Case Study: Connecticut Children’s Clinical Tower

Aerial view of Connecticut Children's Hospital clinical tower
Connecticut Children’s new clinical tower is designed to transform the patient experience and deliver world-class pediatric care. Photo: Stuart Osborn

DPR was the builder behind the 195,000-sq.-ft. expansion and 55,000-sq.-ft. renovation for Connecticut Children’s Clinical Tower, delivering a LEED Silver facility designed to transform pediatric care in Hartford, CT. From the start, collaboration was key.

“The project started out as highly collaborative from the owner side,” DiGloria said.

That spirit of collaboration extended across the design team, trade partners, and DPR’s field leadership, creating alignment early and often. While takt planning was one of several Lean tools used, it was the team’s shared rhythm, early involvement, and decision-making unity that drove the project’s success.

“Takt really refines the flow of work into predictable zones,” Wrenn said. “When each trade works in its own zone without overlap, efficiency skyrockets. It’s not just faster—it’s safer and more organized.”

F+F Mechanical was one of the key trade partners on the project, responsible for HVAC, plumbing, medical gas and sheet metal systems.

“Hospitals today are packed with systems—ductwork, piping, electrical,” said Ferrucci. “Takt planning helps us sequence everything so it fits and flows efficiently.”

The results speak for themselves. Connecticut Children’s achieved aggressively set milestones, from topping out to substantial completion, meeting an ambitious schedule that many thought was unattainable.

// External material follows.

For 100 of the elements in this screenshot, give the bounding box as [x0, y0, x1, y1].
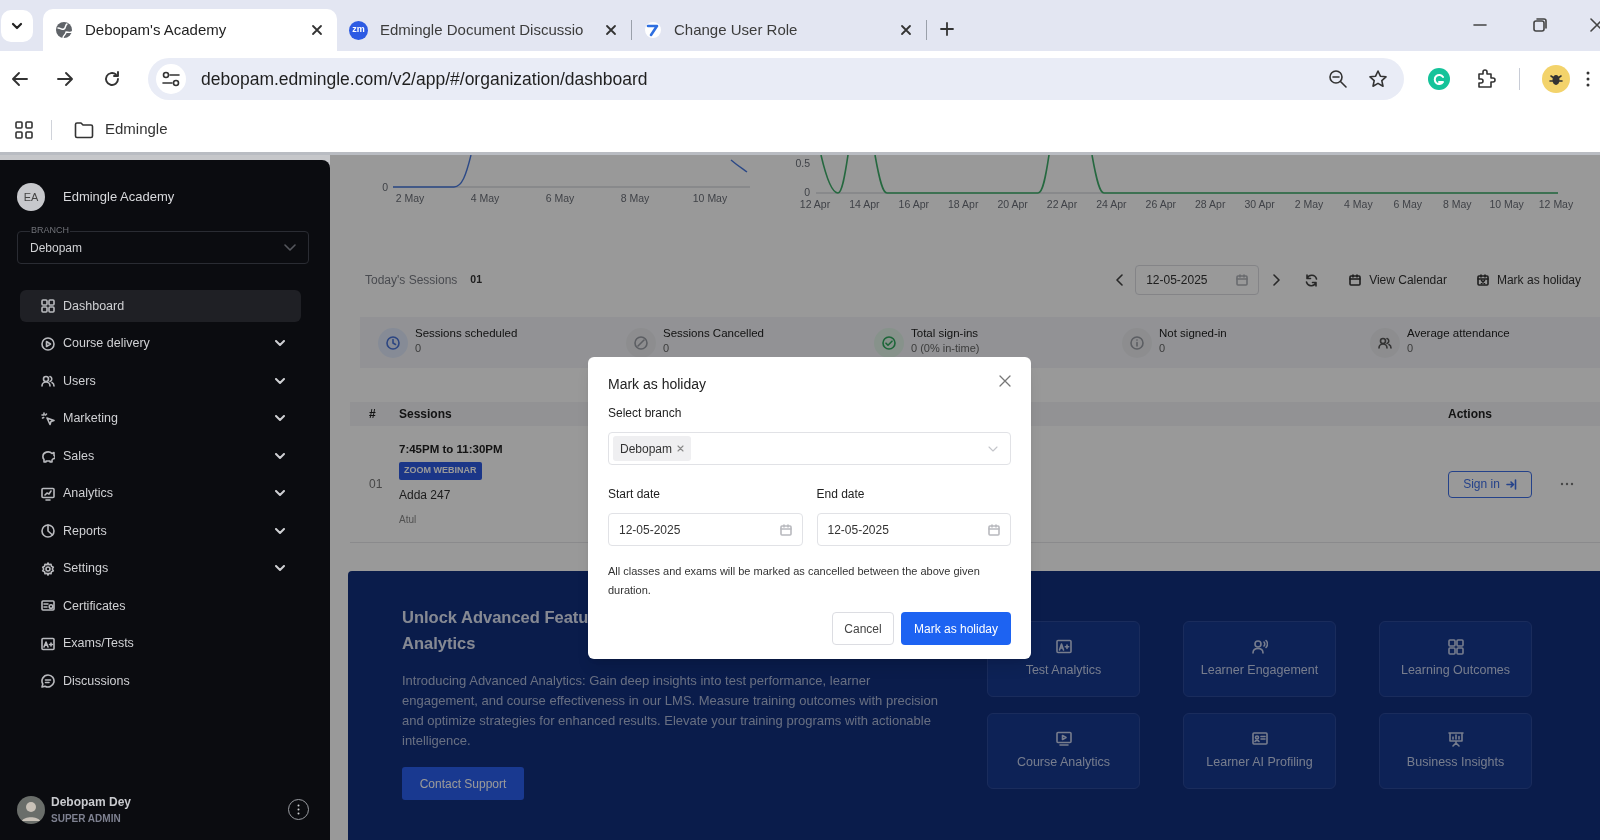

Lean tools played a major role:

  • Early pull planning helped identify supply chain constraints and prompted early release of steel and MEP packages.
  • Takt planning kept trades in rhythm during fit-out, especially overhead mechanical work.
DPR representatives discuss lean construction principles at the 27th LCI Congress

Embedding Lean into Every Phase Pays Off

Lean principles aren’t new, but DPR’s application is distinctive. Lean planning and the associated mindset are not just used on select projects, they’re embedded across DPR’s portfolio, from healthcare to data centers. It’s not about isolated tactics; it’s about an integrated system that links design, planning and execution. From Choosing by Advantage decision-making to Target Value Delivery, to The Last Planner System (add trademark symbol), DPR embeds Lean into every phase of the project.

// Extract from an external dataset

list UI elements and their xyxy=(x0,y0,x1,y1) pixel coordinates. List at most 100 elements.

“Other contractors might have similar parts and pieces, but DPR has an entire system, end to end and universal across the company,” said LaMay.

That system doesn’t just build projects; it builds confidence. For DPR teams and projects, it’s a disciplined approach that drives measurable results. From healthcare facilities that transform patient care to industry forums that advance best practices, Lean-focused teams are helping shape the future of construction.

“There are many opportunities to put a framework in place to elevate project delivery for and with our partners, and we believe embedding Lean into this framework will provide increased value in every aspect of a project,” said Dierks.